Once the line in the in block is executed, would functionWhichReturnsTuple be called twice, once for value1 and once for value2? If so, what would be a better method of extracting multiple values at once without initiating multiple function calls?


Solution

  • This is indeed a subtle point. The key facts to remember here are:

    1. From the point of view of the result, i.e. the semantics, it is irrelevant how many times functionWhichReturnsTuple is called: even if the functionWhichReturnsTuple is called twice, it will always return the same result since Haskell is referentially transparent. This is the main feature of pure functional programming: functions always return the same result when called with the same arguments.

    2. From the point of view of performance, instead, it does matter. Calling a function more times means recomputing the same result, so it can slow down the program dramatically. If that happens at every step of a recursive function, the complexity might blow up from linear to exponential.
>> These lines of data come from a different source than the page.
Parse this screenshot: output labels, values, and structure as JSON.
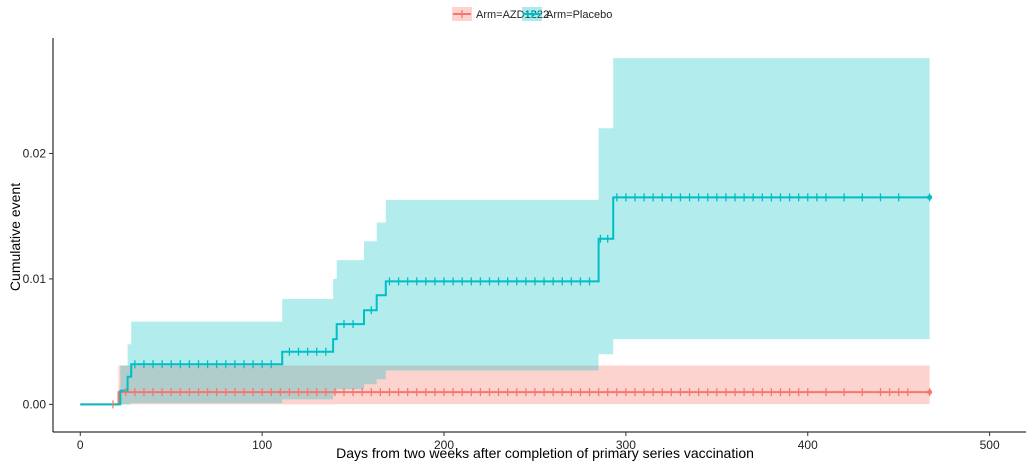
{
  "chart_data": {
    "type": "line",
    "subtype": "cumulative-incidence step curves with confidence bands and censoring ticks",
    "title": "",
    "xlabel": "Days from two weeks after completion of primary series vaccination",
    "ylabel": "Cumulative event",
    "xlim": [
      -15,
      520
    ],
    "ylim": [
      -0.0022,
      0.0292
    ],
    "x_ticks": [
      0,
      100,
      200,
      300,
      400,
      500
    ],
    "x_tick_labels": [
      "0",
      "100",
      "200",
      "300",
      "400",
      "500"
    ],
    "y_ticks": [
      0,
      0.01,
      0.02
    ],
    "y_tick_labels": [
      "0.00",
      "0.01",
      "0.02"
    ],
    "grid": false,
    "legend_position": "top-center",
    "series": [
      {
        "name": "Arm=AZD1222",
        "color": "#F8766D",
        "band_color": "#F8766D",
        "steps": [
          [
            0,
            0
          ],
          [
            21,
            0.00098
          ],
          [
            467,
            0.00098
          ]
        ],
        "band": [
          [
            0,
            0,
            0
          ],
          [
            20,
            0,
            0
          ],
          [
            21,
            0.0,
            0.0031
          ],
          [
            140,
            0.0,
            0.0031
          ],
          [
            168,
            0.0,
            0.0031
          ],
          [
            467,
            0.0,
            0.0031
          ]
        ],
        "band_lower": [
          [
            0,
            0
          ],
          [
            140,
            0
          ],
          [
            141,
            2e-05
          ],
          [
            467,
            2e-05
          ]
        ],
        "band_upper": [
          [
            0,
            0
          ],
          [
            20,
            0
          ],
          [
            21,
            0.0031
          ],
          [
            467,
            0.0031
          ]
        ],
        "censor_ticks": [
          18,
          25,
          30,
          35,
          40,
          45,
          50,
          55,
          60,
          65,
          70,
          75,
          80,
          85,
          90,
          95,
          100,
          105,
          110,
          115,
          120,
          125,
          130,
          135,
          140,
          145,
          150,
          155,
          160,
          165,
          170,
          175,
          180,
          185,
          190,
          195,
          200,
          205,
          210,
          215,
          220,
          225,
          230,
          235,
          240,
          245,
          250,
          255,
          260,
          265,
          270,
          275,
          280,
          285,
          290,
          295,
          300,
          305,
          310,
          315,
          320,
          325,
          330,
          335,
          340,
          345,
          350,
          355,
          360,
          365,
          370,
          375,
          380,
          385,
          390,
          395,
          400,
          410,
          420,
          430,
          440,
          445,
          450,
          455,
          467
        ]
      },
      {
        "name": "Arm=Placebo",
        "color": "#00BFC4",
        "band_color": "#00BFC4",
        "steps": [
          [
            0,
            0
          ],
          [
            21,
            0
          ],
          [
            22,
            0.0011
          ],
          [
            26,
            0.0022
          ],
          [
            28,
            0.0032
          ],
          [
            111,
            0.0042
          ],
          [
            139,
            0.0052
          ],
          [
            141,
            0.0064
          ],
          [
            156,
            0.0075
          ],
          [
            163,
            0.0087
          ],
          [
            168,
            0.0098
          ],
          [
            285,
            0.0132
          ],
          [
            293,
            0.0165
          ],
          [
            467,
            0.0165
          ]
        ],
        "band_upper": [
          [
            0,
            0
          ],
          [
            21,
            0
          ],
          [
            22,
            0.0031
          ],
          [
            26,
            0.0048
          ],
          [
            28,
            0.0066
          ],
          [
            111,
            0.0084
          ],
          [
            139,
            0.01
          ],
          [
            141,
            0.0115
          ],
          [
            156,
            0.013
          ],
          [
            163,
            0.0145
          ],
          [
            168,
            0.0163
          ],
          [
            285,
            0.022
          ],
          [
            293,
            0.0276
          ],
          [
            467,
            0.0276
          ]
        ],
        "band_lower": [
          [
            0,
            0
          ],
          [
            21,
            0
          ],
          [
            22,
            0.0
          ],
          [
            28,
            0.0001
          ],
          [
            111,
            0.0004
          ],
          [
            139,
            0.0008
          ],
          [
            141,
            0.0012
          ],
          [
            156,
            0.0016
          ],
          [
            163,
            0.002
          ],
          [
            168,
            0.0027
          ],
          [
            285,
            0.004
          ],
          [
            293,
            0.0052
          ],
          [
            467,
            0.0052
          ]
        ],
        "censor_ticks": [
          30,
          35,
          40,
          45,
          50,
          55,
          60,
          65,
          70,
          75,
          80,
          85,
          90,
          95,
          100,
          105,
          115,
          120,
          125,
          130,
          135,
          145,
          150,
          160,
          170,
          175,
          180,
          185,
          190,
          195,
          200,
          205,
          210,
          215,
          220,
          225,
          230,
          235,
          240,
          245,
          250,
          255,
          260,
          265,
          270,
          275,
          280,
          286,
          290,
          295,
          300,
          305,
          310,
          315,
          320,
          325,
          330,
          335,
          340,
          345,
          350,
          355,
          360,
          365,
          370,
          375,
          380,
          385,
          390,
          395,
          400,
          405,
          410,
          420,
          430,
          440,
          450,
          467
        ]
      }
    ]
  }
}
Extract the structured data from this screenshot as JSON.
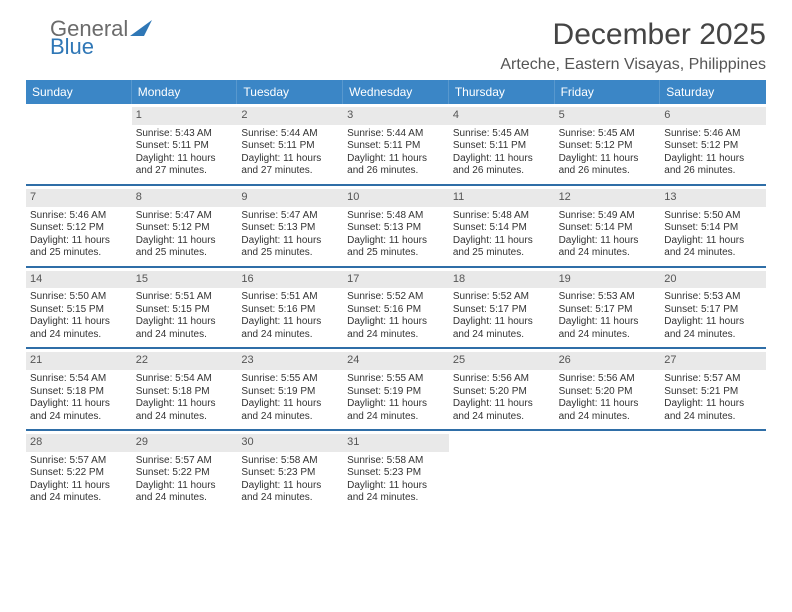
{
  "logo": {
    "text1": "General",
    "text2": "Blue"
  },
  "title": "December 2025",
  "location": "Arteche, Eastern Visayas, Philippines",
  "day_header_bg": "#3b86c6",
  "week_border_color": "#2f6ea7",
  "daynum_bg": "#e9e9e9",
  "days_of_week": [
    "Sunday",
    "Monday",
    "Tuesday",
    "Wednesday",
    "Thursday",
    "Friday",
    "Saturday"
  ],
  "weeks": [
    [
      {
        "n": "",
        "empty": true,
        "sunrise": "",
        "sunset": "",
        "daylight": ""
      },
      {
        "n": "1",
        "sunrise": "Sunrise: 5:43 AM",
        "sunset": "Sunset: 5:11 PM",
        "daylight": "Daylight: 11 hours and 27 minutes."
      },
      {
        "n": "2",
        "sunrise": "Sunrise: 5:44 AM",
        "sunset": "Sunset: 5:11 PM",
        "daylight": "Daylight: 11 hours and 27 minutes."
      },
      {
        "n": "3",
        "sunrise": "Sunrise: 5:44 AM",
        "sunset": "Sunset: 5:11 PM",
        "daylight": "Daylight: 11 hours and 26 minutes."
      },
      {
        "n": "4",
        "sunrise": "Sunrise: 5:45 AM",
        "sunset": "Sunset: 5:11 PM",
        "daylight": "Daylight: 11 hours and 26 minutes."
      },
      {
        "n": "5",
        "sunrise": "Sunrise: 5:45 AM",
        "sunset": "Sunset: 5:12 PM",
        "daylight": "Daylight: 11 hours and 26 minutes."
      },
      {
        "n": "6",
        "sunrise": "Sunrise: 5:46 AM",
        "sunset": "Sunset: 5:12 PM",
        "daylight": "Daylight: 11 hours and 26 minutes."
      }
    ],
    [
      {
        "n": "7",
        "sunrise": "Sunrise: 5:46 AM",
        "sunset": "Sunset: 5:12 PM",
        "daylight": "Daylight: 11 hours and 25 minutes."
      },
      {
        "n": "8",
        "sunrise": "Sunrise: 5:47 AM",
        "sunset": "Sunset: 5:12 PM",
        "daylight": "Daylight: 11 hours and 25 minutes."
      },
      {
        "n": "9",
        "sunrise": "Sunrise: 5:47 AM",
        "sunset": "Sunset: 5:13 PM",
        "daylight": "Daylight: 11 hours and 25 minutes."
      },
      {
        "n": "10",
        "sunrise": "Sunrise: 5:48 AM",
        "sunset": "Sunset: 5:13 PM",
        "daylight": "Daylight: 11 hours and 25 minutes."
      },
      {
        "n": "11",
        "sunrise": "Sunrise: 5:48 AM",
        "sunset": "Sunset: 5:14 PM",
        "daylight": "Daylight: 11 hours and 25 minutes."
      },
      {
        "n": "12",
        "sunrise": "Sunrise: 5:49 AM",
        "sunset": "Sunset: 5:14 PM",
        "daylight": "Daylight: 11 hours and 24 minutes."
      },
      {
        "n": "13",
        "sunrise": "Sunrise: 5:50 AM",
        "sunset": "Sunset: 5:14 PM",
        "daylight": "Daylight: 11 hours and 24 minutes."
      }
    ],
    [
      {
        "n": "14",
        "sunrise": "Sunrise: 5:50 AM",
        "sunset": "Sunset: 5:15 PM",
        "daylight": "Daylight: 11 hours and 24 minutes."
      },
      {
        "n": "15",
        "sunrise": "Sunrise: 5:51 AM",
        "sunset": "Sunset: 5:15 PM",
        "daylight": "Daylight: 11 hours and 24 minutes."
      },
      {
        "n": "16",
        "sunrise": "Sunrise: 5:51 AM",
        "sunset": "Sunset: 5:16 PM",
        "daylight": "Daylight: 11 hours and 24 minutes."
      },
      {
        "n": "17",
        "sunrise": "Sunrise: 5:52 AM",
        "sunset": "Sunset: 5:16 PM",
        "daylight": "Daylight: 11 hours and 24 minutes."
      },
      {
        "n": "18",
        "sunrise": "Sunrise: 5:52 AM",
        "sunset": "Sunset: 5:17 PM",
        "daylight": "Daylight: 11 hours and 24 minutes."
      },
      {
        "n": "19",
        "sunrise": "Sunrise: 5:53 AM",
        "sunset": "Sunset: 5:17 PM",
        "daylight": "Daylight: 11 hours and 24 minutes."
      },
      {
        "n": "20",
        "sunrise": "Sunrise: 5:53 AM",
        "sunset": "Sunset: 5:17 PM",
        "daylight": "Daylight: 11 hours and 24 minutes."
      }
    ],
    [
      {
        "n": "21",
        "sunrise": "Sunrise: 5:54 AM",
        "sunset": "Sunset: 5:18 PM",
        "daylight": "Daylight: 11 hours and 24 minutes."
      },
      {
        "n": "22",
        "sunrise": "Sunrise: 5:54 AM",
        "sunset": "Sunset: 5:18 PM",
        "daylight": "Daylight: 11 hours and 24 minutes."
      },
      {
        "n": "23",
        "sunrise": "Sunrise: 5:55 AM",
        "sunset": "Sunset: 5:19 PM",
        "daylight": "Daylight: 11 hours and 24 minutes."
      },
      {
        "n": "24",
        "sunrise": "Sunrise: 5:55 AM",
        "sunset": "Sunset: 5:19 PM",
        "daylight": "Daylight: 11 hours and 24 minutes."
      },
      {
        "n": "25",
        "sunrise": "Sunrise: 5:56 AM",
        "sunset": "Sunset: 5:20 PM",
        "daylight": "Daylight: 11 hours and 24 minutes."
      },
      {
        "n": "26",
        "sunrise": "Sunrise: 5:56 AM",
        "sunset": "Sunset: 5:20 PM",
        "daylight": "Daylight: 11 hours and 24 minutes."
      },
      {
        "n": "27",
        "sunrise": "Sunrise: 5:57 AM",
        "sunset": "Sunset: 5:21 PM",
        "daylight": "Daylight: 11 hours and 24 minutes."
      }
    ],
    [
      {
        "n": "28",
        "sunrise": "Sunrise: 5:57 AM",
        "sunset": "Sunset: 5:22 PM",
        "daylight": "Daylight: 11 hours and 24 minutes."
      },
      {
        "n": "29",
        "sunrise": "Sunrise: 5:57 AM",
        "sunset": "Sunset: 5:22 PM",
        "daylight": "Daylight: 11 hours and 24 minutes."
      },
      {
        "n": "30",
        "sunrise": "Sunrise: 5:58 AM",
        "sunset": "Sunset: 5:23 PM",
        "daylight": "Daylight: 11 hours and 24 minutes."
      },
      {
        "n": "31",
        "sunrise": "Sunrise: 5:58 AM",
        "sunset": "Sunset: 5:23 PM",
        "daylight": "Daylight: 11 hours and 24 minutes."
      },
      {
        "n": "",
        "empty": true,
        "sunrise": "",
        "sunset": "",
        "daylight": ""
      },
      {
        "n": "",
        "empty": true,
        "sunrise": "",
        "sunset": "",
        "daylight": ""
      },
      {
        "n": "",
        "empty": true,
        "sunrise": "",
        "sunset": "",
        "daylight": ""
      }
    ]
  ]
}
    Now, the compiler tries to optimize performance, hence it will prefer avoiding recomputing results when possible. Except in a few obscure cases, it will compute definitions x = .... only once. Let's consider your code:

    tuple = functionWhichReturnsTuple
    value1 = fst tuple
    value2 = snd tuple
    

    In Haskell, computation is triggered from outside, when a value is demanded: it might be because of pattern matching, because of some strict function (like + on Ints), because we are going to print a value on screen, etc. Let's say value1 is demanded. GHC then computes fst tuple, which in turn will demand tuple to be computed, forcing the evaluation of functionWhichReturnsTuple. When that, say, returns (2,73) GHC effectively rewrites the definition to store the result:

    tuple = (2, 73)
    value1 = 2
    value2 = snd tuple  -- still to be evaluated
    

    In this way, if later on value2 is demanded as well, we can access the already-computed tuple and get 73. No recomputation of the function.

    (Nitpick: above I neglected the fact that, because of laziness, tuples might have only one component evaluated. But that's not really relevant for this question.)
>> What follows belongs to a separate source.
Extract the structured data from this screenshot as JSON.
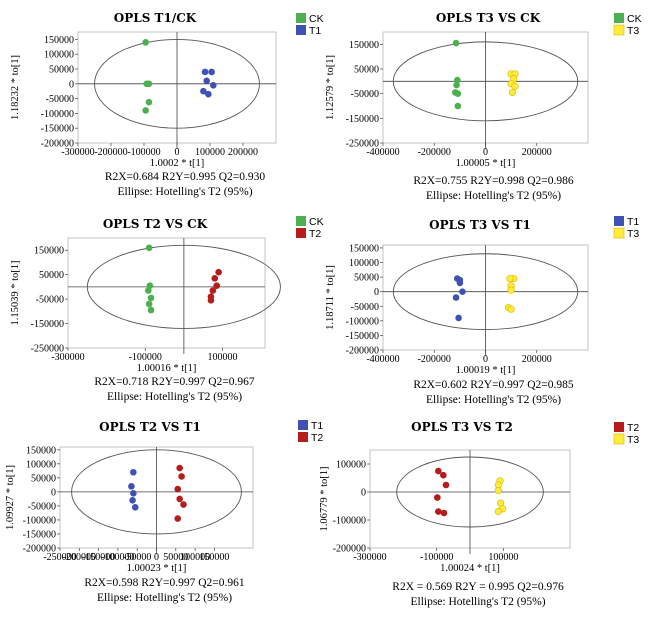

    Finally, above I mentioned "a few obscure cases". There are cases where the optimizer can not call the function only once. That might happen when the function is polymorphic ("generic"). Consider this code:

    dup :: a -> (a,a)
    dup x = (x,x)
    
    tuple :: forall a . Num a => (a,a)
    tuple = dup (1+2)
    value1 :: forall a . Num a => a
    value1 = fst tuple
    value2 :: forall a . Num a => a
    value2 = snd tuple
    

    Here, types are polymorphic (forall a . ...), and it's perfectly possible that later on we choose two distinct types for value1 and value2!
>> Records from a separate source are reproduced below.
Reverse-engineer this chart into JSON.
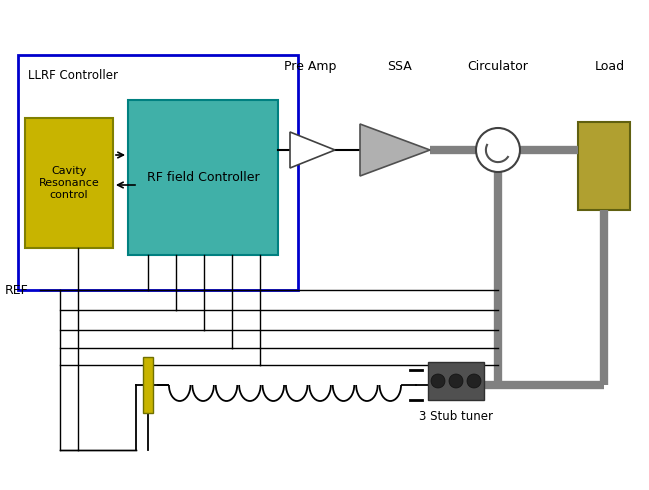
{
  "bg_color": "#ffffff",
  "lc": "#000000",
  "tlc": "#808080",
  "tlw": 6,
  "llrf_label": "LLRF Controller",
  "cavity_label": "Cavity\nResonance\ncontrol",
  "rf_field_label": "RF field Controller",
  "pre_amp_label": "Pre Amp",
  "ssa_label": "SSA",
  "circulator_label": "Circulator",
  "load_label": "Load",
  "ref_label": "REF",
  "stub_tuner_label": "3 Stub tuner",
  "cavity_color": "#c8b400",
  "cavity_ec": "#808000",
  "rf_field_color": "#40b0a8",
  "rf_field_ec": "#008080",
  "load_color": "#b0a030",
  "load_ec": "#606010",
  "llrf_ec": "#0000cc",
  "piezo_color": "#c8b400"
}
    For instance in print (value1 :: Int, value2 :: Double).

    In this case, we must compute (1+2) both on Ints and on Doubles. Optimization can not prevent that. dup also has to be called twice.

    The problem here is that polymorphic values may look like plain values but are functions in disguise. tuple above acts like a function, expecting to be passed the type a, and returning a tuple inside that type. Above we saw that the definition of tuple was rewritten, but that only happened because it was a non-function value: GHC does not attempt to rewrite the definition of functions, since next time they might be called with different arguments. Since polymorphic values are disguised functions, they do not get rewritten and they are recomputed at each use.

    Lastly, note that the Haskell definition does not mandate that recomputing happens or that it does not happen. The GHC optimizer is completely free to do anything, so what we discussed above is not completely set in stone. Usually, the optimizer does a great job. It always avoids to recompute non-polymorphic values. In some cases, it might even avoid recomputing polymorphic ones, but we should not rely on that too much.